During these Puja days, food-loving bengalis love to just eat, eat & eat and chat with family, relatives and friends. Different kinds of traditional and elaborate, delicious foods are prepared and enjoyed with family.
Today I'm sharing a recipe which is not so traditional to bengalis, but North Indians definitely prepare this during these festive days or on any special occasssions.
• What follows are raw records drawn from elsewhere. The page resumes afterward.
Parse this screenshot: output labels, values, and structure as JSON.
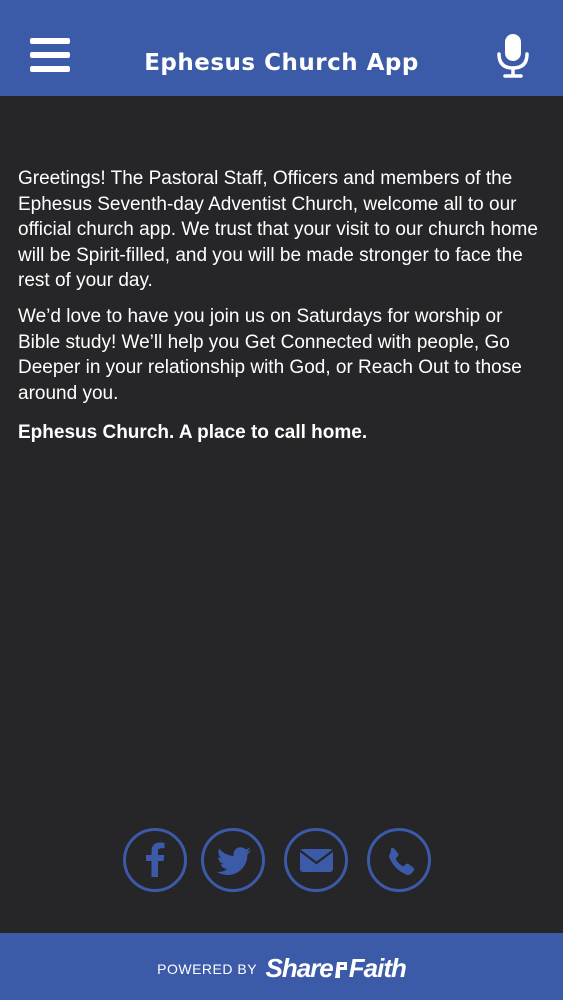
{
  "header": {
    "title": "Ephesus Church App",
    "menu_icon": "hamburger-menu-icon",
    "mic_icon": "microphone-icon"
  },
  "content": {
    "paragraph1": "Greetings! The Pastoral Staff, Officers and members of the Ephesus Seventh-day Adventist Church, welcome all to our official church app.  We trust that your visit to our church home will be Spirit-filled, and you will be made stronger to face the rest of your day.",
    "paragraph2": "We’d love to have you join us on Saturdays for worship or Bible study! We’ll help you Get Connected with people, Go Deeper in your relationship with God, or Reach Out to those around you.",
    "tagline": "Ephesus Church.  A place to call home."
  },
  "social": [
    {
      "icon": "facebook-icon"
    },
    {
      "icon": "twitter-icon"
    },
    {
      "icon": "email-icon"
    },
    {
      "icon": "phone-icon"
    }
  ],
  "footer": {
    "powered_by": "POWERED BY",
    "brand_part1": "Share",
    "brand_part2": "Faith"
  },
  "colors": {
    "brand_blue": "#3b5aa8",
    "background": "#262527",
    "text": "#ffffff"
  }
}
I also love to prepare during festive days or on any special occasssions.
Malai Kofta is a dish where firstly, koftas(soft fried ball) are made either with minced meat or mince vegetables and then the koftas are cooked in a spicy sauce with malai or fresh cream.
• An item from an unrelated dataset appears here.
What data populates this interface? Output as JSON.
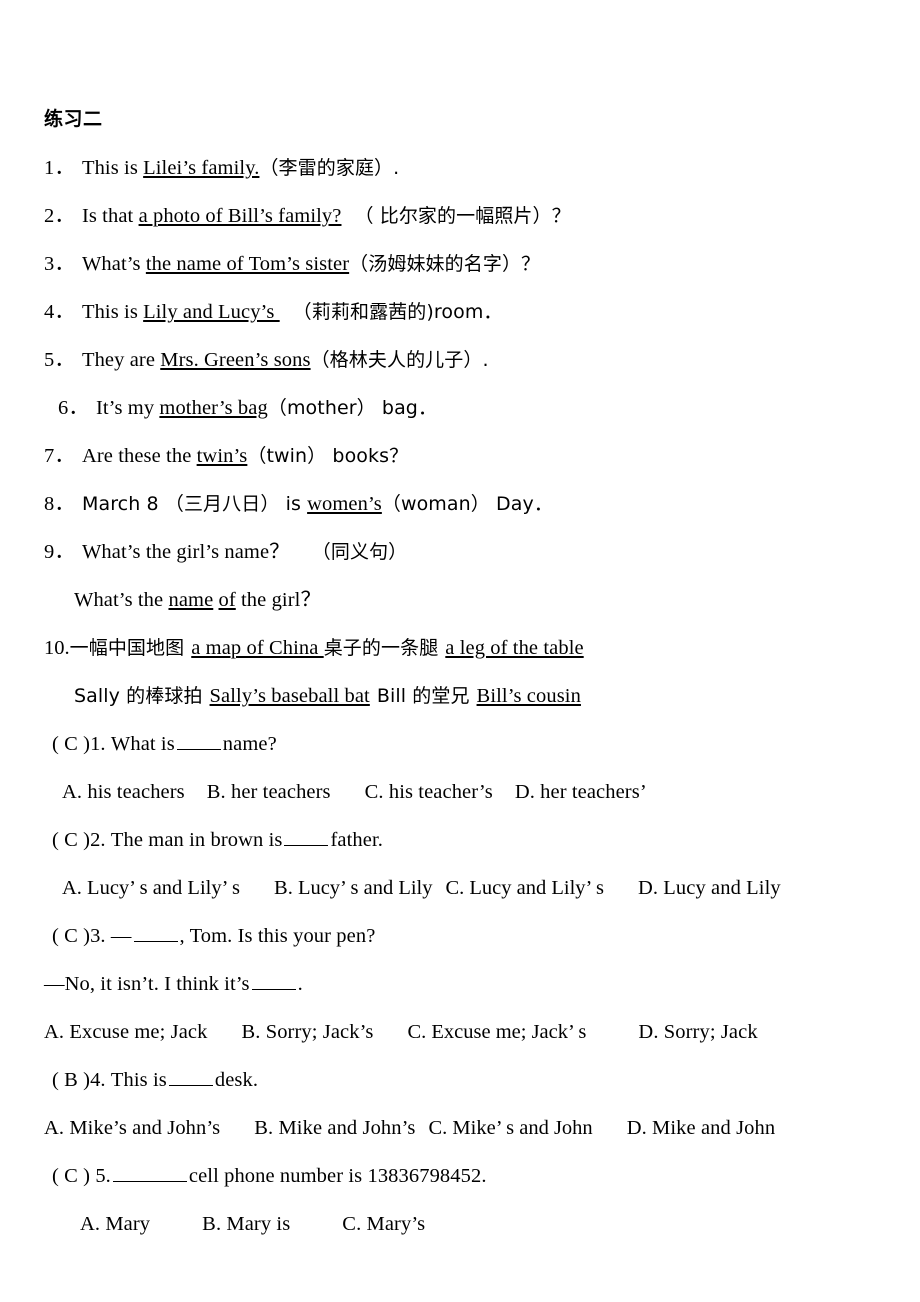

Potato : 2-3(boiled & mashed)
Cottage cheese(paneer) : 1 cup(grated)
Green peas : 1 cup(boiled) [Mix-vegetable can also be used here]
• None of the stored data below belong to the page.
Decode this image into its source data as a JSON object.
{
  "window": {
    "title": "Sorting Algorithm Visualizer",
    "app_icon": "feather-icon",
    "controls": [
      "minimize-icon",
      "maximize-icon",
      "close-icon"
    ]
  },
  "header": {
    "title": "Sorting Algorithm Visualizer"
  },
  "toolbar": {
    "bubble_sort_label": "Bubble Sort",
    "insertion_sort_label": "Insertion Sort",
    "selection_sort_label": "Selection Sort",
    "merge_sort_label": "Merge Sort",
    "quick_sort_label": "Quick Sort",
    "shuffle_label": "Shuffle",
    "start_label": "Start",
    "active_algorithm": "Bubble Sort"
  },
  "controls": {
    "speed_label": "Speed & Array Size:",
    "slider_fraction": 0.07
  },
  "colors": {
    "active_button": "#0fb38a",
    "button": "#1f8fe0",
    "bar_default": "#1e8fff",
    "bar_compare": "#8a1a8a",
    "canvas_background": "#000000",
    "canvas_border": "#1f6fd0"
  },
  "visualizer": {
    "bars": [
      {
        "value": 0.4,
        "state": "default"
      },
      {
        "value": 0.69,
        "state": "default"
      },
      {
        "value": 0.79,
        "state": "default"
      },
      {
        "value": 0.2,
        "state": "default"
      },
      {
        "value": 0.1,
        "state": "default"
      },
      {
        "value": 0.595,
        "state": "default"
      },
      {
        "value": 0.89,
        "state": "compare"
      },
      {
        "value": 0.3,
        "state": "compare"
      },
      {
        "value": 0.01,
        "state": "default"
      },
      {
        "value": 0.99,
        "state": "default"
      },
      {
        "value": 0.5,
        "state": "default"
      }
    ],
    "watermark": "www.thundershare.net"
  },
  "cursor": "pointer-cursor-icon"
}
Green Chillies : 2(chopped)
Coriander powder : 2 tsp.
Cumin powder : 2 tsp.
Red chilli powder : 1-2 tsp.
Fresh coriander leaves : 1/2 cup(finely chopped)
Cornstarch/cornflour as needed to bind the koftas
Salt to taste
Oil for deep frying the koftas
For Gravy :::::::::::::::
Onion paste : 1/2 cup
Ginger-garlic paste : 3 tblsp.
Tomato Puree : 1/2 cup( puree of 3 big tomatoes)
Turmeric powder : 2 tsp.
Red chilli powder : 2 tsp. or to taste
Coriander powder : 2 tsp.
Garam Masala Powder : 1 tsp.
Oil : 2 tblsp.
Salt to taste
Fresh Cream : 2 tblsp.
Fresh coriander leaves for garnishing
- In a bowl, take boiled potatoes, grated cheese and boiled green peas, mash everything well, there should not be any lumps. Add rest of the ingredients except cornflour. Mix well again. Mixture should not be soggy, if you feel it is little soggy, add little cornflour to the mix. Now, make round balls from the mix. Your koftas are ready to fry.
- Heat enough oil to deep fry the koftas. In medium flame, carefully fry the koftas from all sides till lightly brown. Drain on paper towel.
- Now prepare the gravy where koftas will be cooked. Heat 2 tblsp. oil in a frying pan, add onion paste and saute until it changes color. then add ginger-garlic paste and all the spice powders except garam masala. When oil seperates, add tomato puree and mix well. Cook for another 2-3 minutes.
- Finally, add garam masala powder and add fresh cream after you remove the pan from fire, as the heat can curdle the whole gravy. Again put the pan on heat and cook for another 2 minutes. Remove from fire and keep aside.
- Just before serving, add fried koftas to the gravy. Warm a bit and serve hot. Garnish the gravy with fresh coriander leaves.